A más de 35°C, caminamos mi amiga y yo. Entre la charla y la caminata pienso en el sudor que recorre mi espalda y mi pecho, que moja mi sostén y mi blusa, que llega a mis piernas y me hace dudar de la salud de mis vías urinarias. La calle de Rayón es famosa porque da al Callejón del Libro, al de Arte, al Cine Morelos y a la Biblioteca de la Universidad junto al Centro de Lenguas. Es común ver a turistas, colonos y vendedores. Justo cuando pienso que nada me puede distraer más de la plática con Rosi, lo veo. Ahí está sentado con su libro, quizá lo ha adquirido en ese momento, o está esperando a alguien, o le gusta leer en la calle en esta tarde calurosa. Tiene su cabello negro bien peinado, parece un galán sin pretender serlo. De hecho, es más tímido de lo que parece, suele ser modesto y no le gusta llamar tanto la atención. Recuerdo que no es fan de tantos aplausos. Quizá me equivoco.

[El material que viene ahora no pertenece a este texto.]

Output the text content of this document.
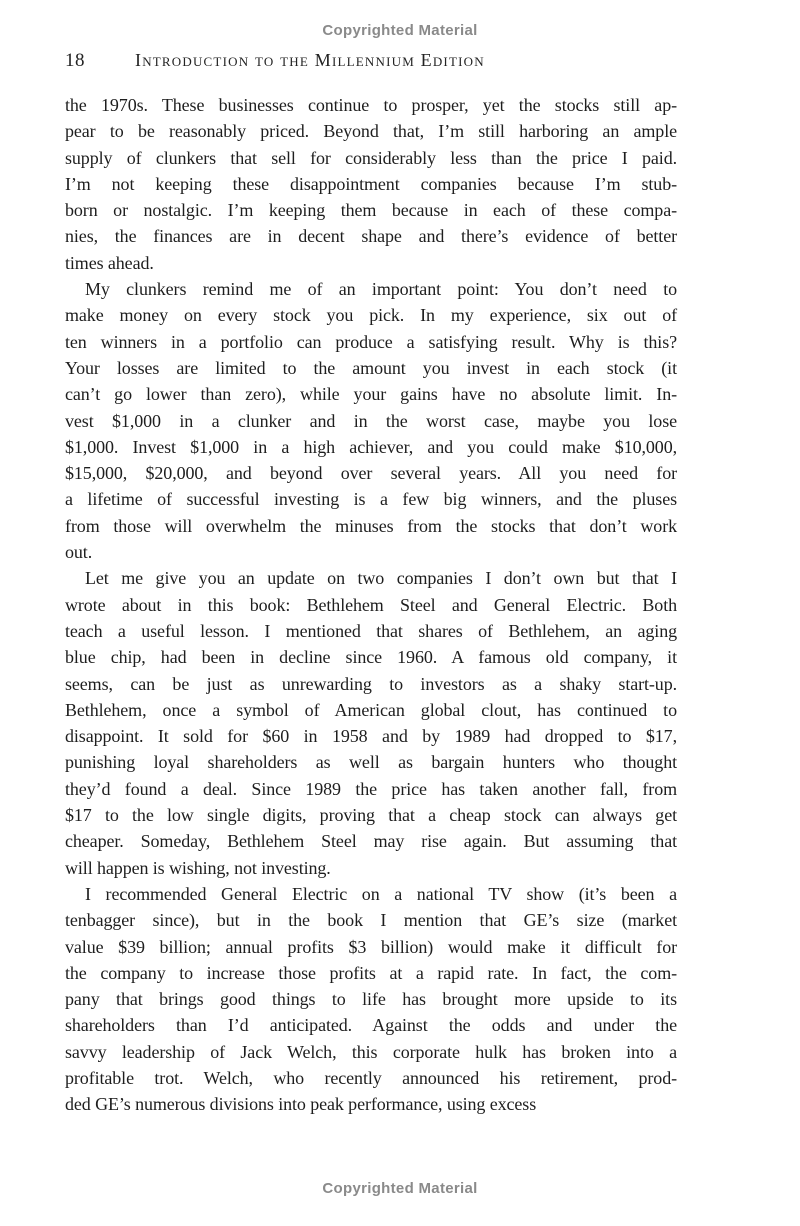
Copyrighted Material
18	Introduction to the Millennium Edition
the 1970s. These businesses continue to prosper, yet the stocks still ap-
pear to be reasonably priced. Beyond that, I’m still harboring an ample
supply of clunkers that sell for considerably less than the price I paid.
I’m not keeping these disappointment companies because I’m stub-
born or nostalgic. I’m keeping them because in each of these compa-
nies, the finances are in decent shape and there’s evidence of better
times ahead.
My clunkers remind me of an important point: You don’t need to
make money on every stock you pick. In my experience, six out of
ten winners in a portfolio can produce a satisfying result. Why is this?
Your losses are limited to the amount you invest in each stock (it
can’t go lower than zero), while your gains have no absolute limit. In-
vest $1,000 in a clunker and in the worst case, maybe you lose
$1,000. Invest $1,000 in a high achiever, and you could make $10,000,
$15,000, $20,000, and beyond over several years. All you need for
a lifetime of successful investing is a few big winners, and the pluses
from those will overwhelm the minuses from the stocks that don’t work
out.
Let me give you an update on two companies I don’t own but that I
wrote about in this book: Bethlehem Steel and General Electric. Both
teach a useful lesson. I mentioned that shares of Bethlehem, an aging
blue chip, had been in decline since 1960. A famous old company, it
seems, can be just as unrewarding to investors as a shaky start-up.
Bethlehem, once a symbol of American global clout, has continued to
disappoint. It sold for $60 in 1958 and by 1989 had dropped to $17,
punishing loyal shareholders as well as bargain hunters who thought
they’d found a deal. Since 1989 the price has taken another fall, from
$17 to the low single digits, proving that a cheap stock can always get
cheaper. Someday, Bethlehem Steel may rise again. But assuming that
will happen is wishing, not investing.
I recommended General Electric on a national TV show (it’s been a
tenbagger since), but in the book I mention that GE’s size (market
value $39 billion; annual profits $3 billion) would make it difficult for
the company to increase those profits at a rapid rate. In fact, the com-
pany that brings good things to life has brought more upside to its
shareholders than I’d anticipated. Against the odds and under the
savvy leadership of Jack Welch, this corporate hulk has broken into a
profitable trot. Welch, who recently announced his retirement, prod-
ded GE’s numerous divisions into peak performance, using excess
Copyrighted Material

Paso de largo. No me mira. Me arrepiento y vuelvo. Dejo a Rosi hablando sola porque el corazón me hizo girar y acercarme a él. Todos mis sentidos estaban enfocados en ese hombre, mis ojos sólo lo veían a él.

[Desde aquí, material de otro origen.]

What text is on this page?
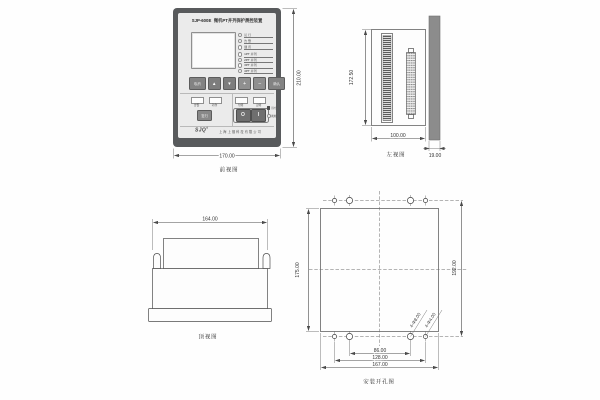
170.00
210.00
前视图
172.50
100.00
19.00
左视图
164.00
顶视图
175.00	192.00
86.00
128.00
167.00
4-Φ8.00 4-Φ4.00
安装开孔图
SJP-600E 微机PT并列保护测控装置
运 行
告 警
通 讯
1PT 并列
2PT 并列
3PT 并列
4PT 并列
取消	▲	▼	+	−	确认
告警	动作
复归
分闸	合闸
O	I
远方
就地
SJQ®
上海上继科技有限公司
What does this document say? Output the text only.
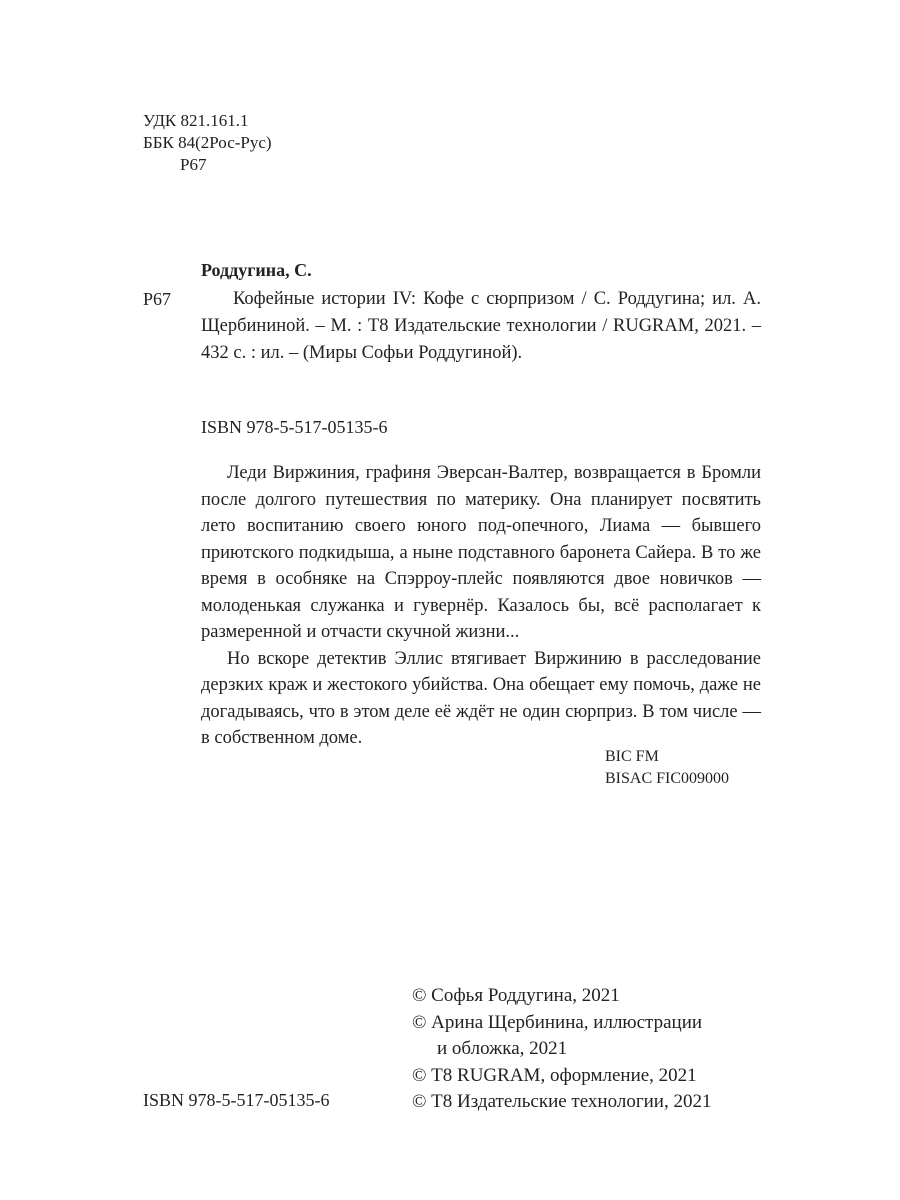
УДК 821.161.1
ББК 84(2Рос-Рус)
Р67
Роддугина, С.
Р67	Кофейные истории IV: Кофе с сюрпризом / С. Роддугина; ил. А. Щербининой. – М. : Т8 Издательские технологии / RUGRAM, 2021. – 432 с. : ил. – (Миры Софьи Роддугиной).

ISBN 978-5-517-05135-6

Леди Виржиния, графиня Эверсан-Валтер, возвращается в Бромли после долгого путешествия по материку. Она планирует посвятить лето воспитанию своего юного под-опечного, Лиама — бывшего приютского подкидыша, а ныне подставного баронета Сайера. В то же время в особняке на Спэрроу-плейс появляются двое новичков — молоденькая служанка и гувернёр. Казалось бы, всё располагает к размеренной и отчасти скучной жизни...

Но вскоре детектив Эллис втягивает Виржинию в расследование дерзких краж и жестокого убийства. Она обещает ему помочь, даже не догадываясь, что в этом деле её ждёт не один сюрприз. В том числе — в собственном доме.

BIC FM
BISAC FIC009000
© Софья Роддугина, 2021
© Арина Щербинина, иллюстрации
и обложка, 2021
© Т8 RUGRAM, оформление, 2021
© Т8 Издательские технологии, 2021
ISBN 978-5-517-05135-6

—Me gustan los hombres que leen, escritores guapos como tú—. Por un momento pienso que es alguien más quien pronuncia esas palabras. Nunca había tenido el valor para confesar mi atracción hacia alguien como él. Después de milisegundos reacciono y él está sonriendo. Su enorme sonrisa está coronada por su nariz vigilante. Pido ese lunar que tiene, aunque no esté junto a su boca. Las estrellas fugaces chocan entre sí, las monedas se desbordan en todas las fuentes, los deseos de las velas de cumpleaños se hacen realidad.
—No soy guapo, pero puedo escribirte unos versos que no sean muy tristes o que hagan que te guste cuando callo—, dijo entre su sonrisa y su timidez. Creo que escucho mal. Se pone de pie, estira la mano y se presenta con formalidad. —Te recuerdo de algún otro lugar, no creo que sea de otra vida, pero si coincidimos en esta algo bueno ha de pasar—. No suelto su mano, no vi que Rosi se había ido, no oigo nada, sólo el retumbar de mi cabeza.

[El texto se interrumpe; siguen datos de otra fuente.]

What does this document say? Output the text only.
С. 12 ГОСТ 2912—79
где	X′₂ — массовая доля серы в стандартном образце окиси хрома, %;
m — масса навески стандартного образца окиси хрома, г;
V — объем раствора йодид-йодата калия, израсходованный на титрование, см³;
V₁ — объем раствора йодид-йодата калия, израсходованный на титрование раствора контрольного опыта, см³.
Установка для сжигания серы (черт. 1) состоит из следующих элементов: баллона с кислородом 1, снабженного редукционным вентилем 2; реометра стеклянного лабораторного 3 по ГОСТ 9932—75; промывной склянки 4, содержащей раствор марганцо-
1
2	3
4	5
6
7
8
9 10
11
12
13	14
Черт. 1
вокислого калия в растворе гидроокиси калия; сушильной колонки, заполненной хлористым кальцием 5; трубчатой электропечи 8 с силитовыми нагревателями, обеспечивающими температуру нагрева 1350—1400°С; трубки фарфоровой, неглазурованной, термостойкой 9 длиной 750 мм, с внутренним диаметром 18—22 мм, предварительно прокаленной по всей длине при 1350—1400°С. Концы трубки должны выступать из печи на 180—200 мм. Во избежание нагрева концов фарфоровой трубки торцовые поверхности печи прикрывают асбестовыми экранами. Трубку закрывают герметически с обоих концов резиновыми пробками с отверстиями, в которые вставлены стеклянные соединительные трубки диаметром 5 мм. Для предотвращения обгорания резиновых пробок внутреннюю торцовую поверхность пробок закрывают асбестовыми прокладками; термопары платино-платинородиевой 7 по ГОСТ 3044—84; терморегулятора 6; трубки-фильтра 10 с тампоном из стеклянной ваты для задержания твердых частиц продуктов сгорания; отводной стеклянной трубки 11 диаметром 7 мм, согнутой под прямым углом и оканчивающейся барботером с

Las citas son siempre en el mismo lugar, a la misma hora, con las mismas ganas de robarle un beso, pero le oigo leer, su tono de voz varía con cada línea y párrafo. La chispa de cada palabra me electriza, siento que mi cuerpo vibra, hay una emoción que recorre mi cuerpo. Lo miro, lo huelo, lo escucho. Ahí está, con su libro en mano, con una pluma en el bolsillo, con una pequeña libreta gastada.
Escribe, todo el tiempo escribe, cuando lo hace, lee, sonríe y me mira de reojo. A veces parece que no existo, por momentos sus ojos me acarician con una tierna mirada, nunca me toca. No toma mi mano, no roza mi brazo, mucho menos me besa. Cuando le hablo, apenas si ladea su cabeza, es como si me escuchara en un susurro, quizá le da pena que lo vean conmigo.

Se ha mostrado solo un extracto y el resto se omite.